2009-01-19 14:59:33

I cristiani di Terra Santa impegnati a costruire ponti tra ebrei e musulmani


In Terra Santa “c’è spazio per tutti”: le parole del Papa, ieri all’Angelus, hanno sottolineato che c’è sempre tempo e spazio per la pace, anche quando la speranza sembra mortificata. Questo impegno per il dialogo e la riconciliazione viene portato avanti con coraggio dalla piccola comunità cristiana della Terra Santa. Al microfono di Philippa Hitchen, del nostro programma inglese, la testimonianza di mons. William Shomali, rettore del seminario cattolico di Beit Jala, vicino a Betlemme:RealAudioMP3


R. – Noi crediamo nell’importanza del dialogo, sia interreligioso sia ecumenico. Noi siamo veramente al centro di questo problema, perché viviamo in mezzo a due blocchi maggioritari: i cristiani ed i musulmani in Palestina e gli ebrei in Israele.

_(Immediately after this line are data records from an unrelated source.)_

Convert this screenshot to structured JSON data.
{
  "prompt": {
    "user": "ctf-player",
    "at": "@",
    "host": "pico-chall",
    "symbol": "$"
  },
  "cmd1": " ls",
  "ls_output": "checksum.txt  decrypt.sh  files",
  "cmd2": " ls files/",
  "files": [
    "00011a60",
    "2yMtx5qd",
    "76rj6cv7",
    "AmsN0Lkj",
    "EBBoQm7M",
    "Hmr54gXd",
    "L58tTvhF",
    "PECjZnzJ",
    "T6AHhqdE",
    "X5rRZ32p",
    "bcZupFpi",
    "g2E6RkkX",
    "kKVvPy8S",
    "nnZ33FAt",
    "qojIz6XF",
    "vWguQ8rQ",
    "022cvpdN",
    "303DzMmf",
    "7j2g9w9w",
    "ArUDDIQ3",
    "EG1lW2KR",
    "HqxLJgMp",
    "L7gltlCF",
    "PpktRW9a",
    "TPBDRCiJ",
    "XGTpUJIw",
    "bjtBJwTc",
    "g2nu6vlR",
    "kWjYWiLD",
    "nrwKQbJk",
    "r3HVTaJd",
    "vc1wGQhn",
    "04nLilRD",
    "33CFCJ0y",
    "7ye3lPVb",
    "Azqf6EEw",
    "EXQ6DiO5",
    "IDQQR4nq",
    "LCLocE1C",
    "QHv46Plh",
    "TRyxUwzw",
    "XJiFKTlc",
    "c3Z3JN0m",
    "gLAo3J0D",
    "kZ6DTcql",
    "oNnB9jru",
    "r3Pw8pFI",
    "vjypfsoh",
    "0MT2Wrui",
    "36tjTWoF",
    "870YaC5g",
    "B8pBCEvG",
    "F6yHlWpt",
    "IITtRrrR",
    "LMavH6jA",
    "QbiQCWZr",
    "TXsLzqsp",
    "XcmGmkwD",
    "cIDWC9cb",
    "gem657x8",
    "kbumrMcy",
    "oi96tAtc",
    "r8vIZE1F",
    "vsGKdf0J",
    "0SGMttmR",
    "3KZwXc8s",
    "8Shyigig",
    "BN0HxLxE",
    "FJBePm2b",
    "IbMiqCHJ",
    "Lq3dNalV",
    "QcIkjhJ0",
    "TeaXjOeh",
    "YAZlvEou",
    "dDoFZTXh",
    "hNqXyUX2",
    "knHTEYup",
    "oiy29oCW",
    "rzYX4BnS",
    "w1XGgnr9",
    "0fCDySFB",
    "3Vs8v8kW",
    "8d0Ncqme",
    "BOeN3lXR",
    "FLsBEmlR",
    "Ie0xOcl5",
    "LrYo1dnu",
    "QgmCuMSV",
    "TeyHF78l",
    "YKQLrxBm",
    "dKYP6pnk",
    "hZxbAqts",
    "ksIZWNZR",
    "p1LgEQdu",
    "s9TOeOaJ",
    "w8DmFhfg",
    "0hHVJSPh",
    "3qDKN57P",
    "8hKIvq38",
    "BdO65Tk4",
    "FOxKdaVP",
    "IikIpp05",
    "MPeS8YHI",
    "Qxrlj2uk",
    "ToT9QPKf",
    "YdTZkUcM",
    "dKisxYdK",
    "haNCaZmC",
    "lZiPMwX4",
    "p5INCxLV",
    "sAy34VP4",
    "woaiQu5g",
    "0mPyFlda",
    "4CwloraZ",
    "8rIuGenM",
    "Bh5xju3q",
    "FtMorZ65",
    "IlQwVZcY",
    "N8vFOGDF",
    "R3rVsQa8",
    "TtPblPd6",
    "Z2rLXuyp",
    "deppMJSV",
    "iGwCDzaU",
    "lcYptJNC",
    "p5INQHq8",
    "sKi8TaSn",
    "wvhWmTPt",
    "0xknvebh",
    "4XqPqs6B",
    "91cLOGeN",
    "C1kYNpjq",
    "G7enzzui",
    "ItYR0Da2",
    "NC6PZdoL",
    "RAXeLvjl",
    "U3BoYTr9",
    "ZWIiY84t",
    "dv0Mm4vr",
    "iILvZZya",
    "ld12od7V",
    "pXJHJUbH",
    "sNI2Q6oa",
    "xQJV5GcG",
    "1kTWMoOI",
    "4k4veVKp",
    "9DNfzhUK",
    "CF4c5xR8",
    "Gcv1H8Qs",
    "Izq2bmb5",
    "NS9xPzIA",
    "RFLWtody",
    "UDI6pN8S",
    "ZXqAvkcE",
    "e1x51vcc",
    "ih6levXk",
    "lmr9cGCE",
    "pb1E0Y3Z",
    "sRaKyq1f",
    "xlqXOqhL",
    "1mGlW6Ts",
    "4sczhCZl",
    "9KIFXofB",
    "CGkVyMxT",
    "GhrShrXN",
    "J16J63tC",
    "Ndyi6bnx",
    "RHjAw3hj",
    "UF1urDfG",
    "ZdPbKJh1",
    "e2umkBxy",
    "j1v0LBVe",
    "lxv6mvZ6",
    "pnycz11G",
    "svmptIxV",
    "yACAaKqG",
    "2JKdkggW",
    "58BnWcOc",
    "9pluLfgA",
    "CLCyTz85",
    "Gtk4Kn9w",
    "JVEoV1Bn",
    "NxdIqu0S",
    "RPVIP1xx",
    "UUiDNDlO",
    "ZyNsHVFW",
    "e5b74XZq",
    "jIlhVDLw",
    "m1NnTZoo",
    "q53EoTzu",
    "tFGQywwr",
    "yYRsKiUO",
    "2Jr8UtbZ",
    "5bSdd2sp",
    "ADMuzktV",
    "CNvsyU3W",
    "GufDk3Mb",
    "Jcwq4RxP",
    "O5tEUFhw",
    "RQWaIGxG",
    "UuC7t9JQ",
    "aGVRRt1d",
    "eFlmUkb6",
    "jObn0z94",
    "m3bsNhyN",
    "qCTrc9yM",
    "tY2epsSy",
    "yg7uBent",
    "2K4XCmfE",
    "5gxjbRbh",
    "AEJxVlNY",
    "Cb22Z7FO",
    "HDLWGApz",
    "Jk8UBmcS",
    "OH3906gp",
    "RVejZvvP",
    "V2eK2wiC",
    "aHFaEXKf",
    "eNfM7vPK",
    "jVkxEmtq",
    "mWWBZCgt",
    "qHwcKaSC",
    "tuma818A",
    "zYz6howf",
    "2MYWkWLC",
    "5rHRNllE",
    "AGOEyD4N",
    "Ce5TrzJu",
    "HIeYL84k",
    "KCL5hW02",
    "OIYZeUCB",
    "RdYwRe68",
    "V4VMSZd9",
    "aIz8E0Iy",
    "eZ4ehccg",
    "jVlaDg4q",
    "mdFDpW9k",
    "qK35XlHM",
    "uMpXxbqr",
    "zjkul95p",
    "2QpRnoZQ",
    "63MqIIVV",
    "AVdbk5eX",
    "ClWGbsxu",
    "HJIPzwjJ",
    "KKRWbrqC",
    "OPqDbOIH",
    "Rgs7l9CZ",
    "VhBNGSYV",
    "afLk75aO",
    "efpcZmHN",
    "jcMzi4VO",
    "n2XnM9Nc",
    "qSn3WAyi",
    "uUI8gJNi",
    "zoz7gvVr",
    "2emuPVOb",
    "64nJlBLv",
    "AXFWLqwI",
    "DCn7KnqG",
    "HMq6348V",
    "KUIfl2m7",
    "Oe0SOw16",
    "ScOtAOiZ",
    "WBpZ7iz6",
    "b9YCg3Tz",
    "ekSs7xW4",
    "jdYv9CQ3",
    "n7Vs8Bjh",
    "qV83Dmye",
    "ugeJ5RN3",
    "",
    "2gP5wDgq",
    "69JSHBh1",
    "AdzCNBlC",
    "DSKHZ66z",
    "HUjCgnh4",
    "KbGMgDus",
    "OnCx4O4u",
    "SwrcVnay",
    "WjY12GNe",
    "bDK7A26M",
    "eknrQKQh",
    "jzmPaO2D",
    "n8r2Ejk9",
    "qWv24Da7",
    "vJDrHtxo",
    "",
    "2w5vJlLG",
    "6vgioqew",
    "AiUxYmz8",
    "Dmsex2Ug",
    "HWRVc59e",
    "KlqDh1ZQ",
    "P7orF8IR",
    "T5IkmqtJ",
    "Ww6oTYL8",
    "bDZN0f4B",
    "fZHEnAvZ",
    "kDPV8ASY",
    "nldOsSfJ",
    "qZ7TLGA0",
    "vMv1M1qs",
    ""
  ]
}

Siamo obbligati – nel senso buono della parola – ad essere uomini di dialogo; se non lo siamo, noi diventiamo un ghetto e sarà la nostra fine. Dunque, siamo piccoli, ma il fatto di accettare di essere ponte fra due realtà, due culture, due religioni, due civilizzazioni, sarà forse la nostra forza e, più della forza, la nostra vocazione.

 
D. – Tornando indietro, alla questione dell’emigrazione: emigrando i cristiani c’è il rischio che questa terra rimanga priva di cristiani. Nell’ottica di quello che diceva poco fa - cioè i cristiani chiamati a fare da ponte – quanto rischia, questa terra, di restare senza cristiani?

 
R. – Eravamo il 10% all’inizio del XX secolo, ora siamo il 2%. Dunque, il rischio esiste, perché passare da due a zero manca poco, lo sappiamo, ma dobbiamo lottare, convincere i nostri cristiani che è una vocazione rimanere qui, non una fatalità. Secondo: anche se siamo diventati il 2%, il nostro numero, come 2%, è più alto di quando eravamo il 10%. Adesso con i cattolici della Terra Santa e con la Giordania siamo vicini a 400 mila. C’è sempre il Signore con noi, anche se siamo un piccolo gregge, ma non dobbiamo sentirci abbandonati; un atto di fede dobbiamo farlo.

 
D. – Che cosa rischierebbe il Medio Oriente se i cristiani non ci fossero?

 
R. – La prima cosa: in Palestina ci sarebbe lo scontro fra gli ebrei e i musulmani. Noi facciamo veramente da ponte, perché con gli ebrei abbiamo l’Antico Testamento, con i musulmani la cultura araba e la lingua, dunque possiamo veramente aiutare al dialogo, e dopo noi cristiani abbiamo qualcosa di particolare, il perdono, e sapete quanto questa terra ha bisogno della cultura del perdono: vediamo quello che capita a Gaza. Quando non c’è perdono, ci possiamo aspettare il peggio.